Open-source projects out of sync with users
The open-source community doesn't always deliver software that customers want, according to Rob Levy, executive vice president and chief technology officer of BEA Systems Inc.
"The community builds what it thinks is good, but it is not always the same as what the customer thinks is good," Levy said this week in Bangalore, India, where he visited BEA's R&D (research and development) center.
The Apache Tomcat servlet container, for example, is not strong on management, because management features weren't seen as very important by the community, although BEA customers wanted it, Levy said. So BEA had to build a Tomcat management console for its WebLogic Java server platform, he said.
BEA has adopted what it calls a "blended strategy" on open source. It has put products in open source, to take advantage of the innovation that comes from community development, and also supports open-source technologies like Spring and Hibernate on its own products, Levy said.

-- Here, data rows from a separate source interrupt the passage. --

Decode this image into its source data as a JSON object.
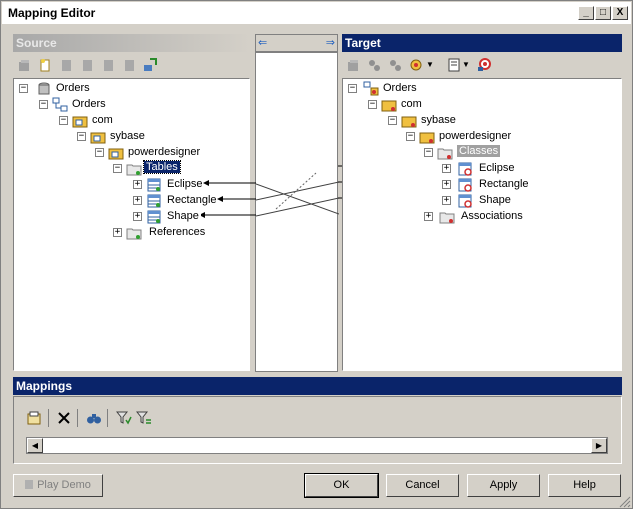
{
  "window": {
    "title": "Mapping Editor",
    "controls": {
      "minimize": "_",
      "maximize": "□",
      "close": "X"
    }
  },
  "source": {
    "header": "Source",
    "tree": {
      "root": "Orders",
      "model": "Orders",
      "pkg1": "com",
      "pkg2": "sybase",
      "pkg3": "powerdesigner",
      "folder": "Tables",
      "items": [
        "Eclipse",
        "Rectangle",
        "Shape"
      ],
      "references": "References"
    }
  },
  "target": {
    "header": "Target",
    "tree": {
      "root": "Orders",
      "pkg1": "com",
      "pkg2": "sybase",
      "pkg3": "powerdesigner",
      "folder": "Classes",
      "items": [
        "Eclipse",
        "Rectangle",
        "Shape"
      ],
      "associations": "Associations"
    }
  },
  "mappings": {
    "header": "Mappings"
  },
  "buttons": {
    "play_demo": "Play Demo",
    "ok": "OK",
    "cancel": "Cancel",
    "apply": "Apply",
    "help": "Help"
  },
  "colors": {
    "active_header": "#0a246a",
    "window_bg": "#d4d0c8",
    "tree_bg": "#ffffff"
  }
}
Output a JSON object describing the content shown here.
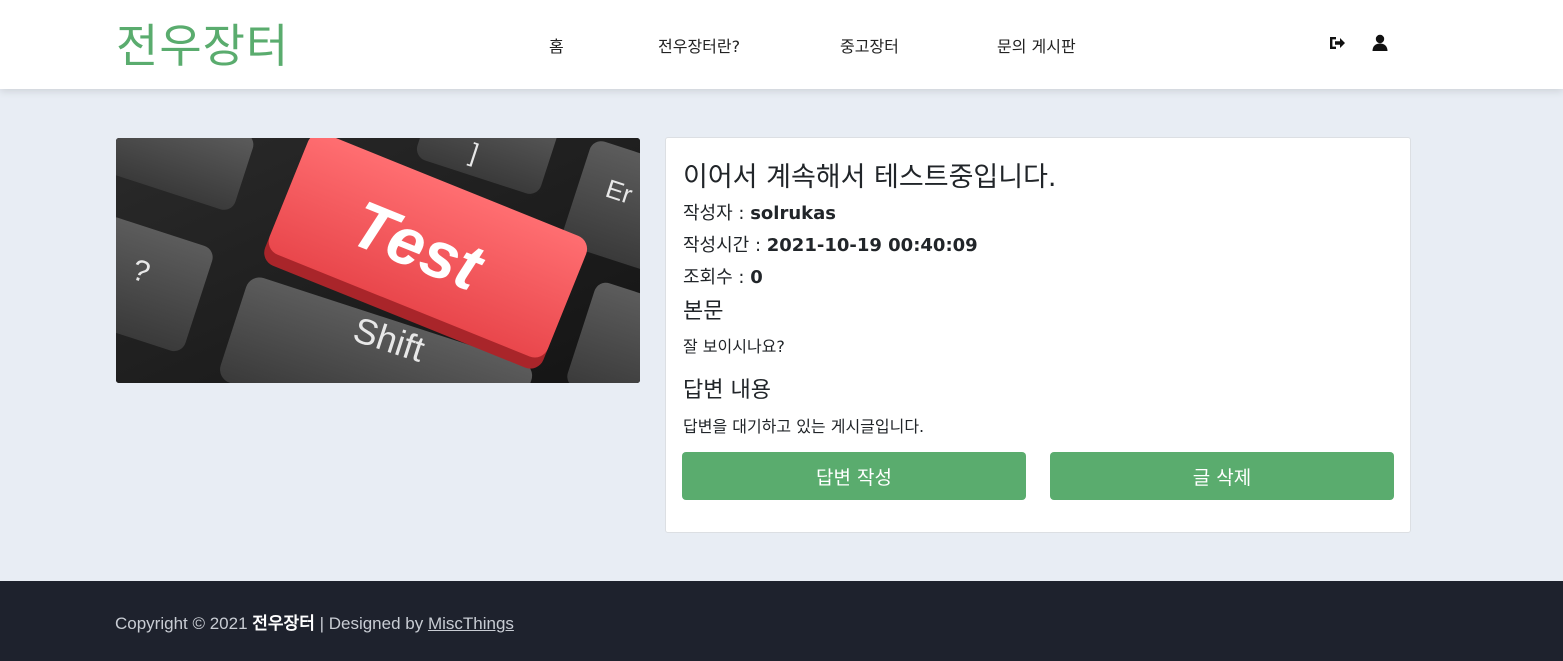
{
  "header": {
    "logo": "전우장터",
    "nav": [
      "홈",
      "전우장터란?",
      "중고장터",
      "문의 게시판"
    ],
    "icons": [
      "logout-icon",
      "user-icon"
    ]
  },
  "post": {
    "image_text": {
      "key": "Test",
      "shift": "Shift",
      "question": "?",
      "bracket": "]",
      "enter": "Er"
    },
    "title": "이어서 계속해서 테스트중입니다.",
    "author_label": "작성자 : ",
    "author": "solrukas",
    "time_label": "작성시간 : ",
    "time": "2021-10-19 00:40:09",
    "views_label": "조회수 : ",
    "views": "0",
    "body_heading": "본문",
    "body": "잘 보이시나요?",
    "answer_heading": "답변 내용",
    "answer": "답변을 대기하고 있는 게시글입니다.",
    "buttons": {
      "answer": "답변 작성",
      "delete": "글 삭제"
    }
  },
  "footer": {
    "prefix": "Copyright © 2021 ",
    "brand": "전우장터",
    "middle": " | Designed by ",
    "designer": "MiscThings"
  },
  "colors": {
    "accent": "#5aac6e",
    "background": "#e8edf4",
    "footer": "#1e222d",
    "key_red": "#f05a5e"
  }
}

BEA announced earlier this year that it will put in open source a significant portion of BEA Kodo, its persistence engine, under the name Open JPA. BEA acquired Kodo after purchasing SolarMetric Inc. last November. Open JPA is a set of Java persistence APIs (application programming interfaces) that are based on the Enterprise Java Beans 3.0 (EJB 3) standard. "We pushed Kodo out in open source and we now have 2,000 people working on it, as against 50 people when we bought the company," Levy said.
But there are other products that BEA will not release as open source so that it can retain full control over their development, Levy said. "The reality of life, specially businesses, is that you have to be a good corporate citizen, you want to know where a piece of code came from, because if you don't control it, how do you know there is nothing malicious in it," he added.
BEA has bet the farm on SOA (service-oriented architecture) because it will be fundamental to the way businesses are run, Levy said.
Industry and users can easily get taken in by the hype that SOA is going to halve IT costs, Levy said. There are some cost savings in deploying SOA, but the technology's real benefit is the agility and competitive advantage it gives companies to think up and add business services quickly, he added.
Without SOA, adding a service involved a time-consuming process to integrate it with the company's existing services, Levy said. With SOA, a company can add a service without making any system changes, Levy said.
Deploying SOA will also free company resources to focus on business processes, rather than the underlying IT infrastructure. "If you look at the total effort that is being used from business needs to applications and production, today it is very skewed towards IT," Levy said.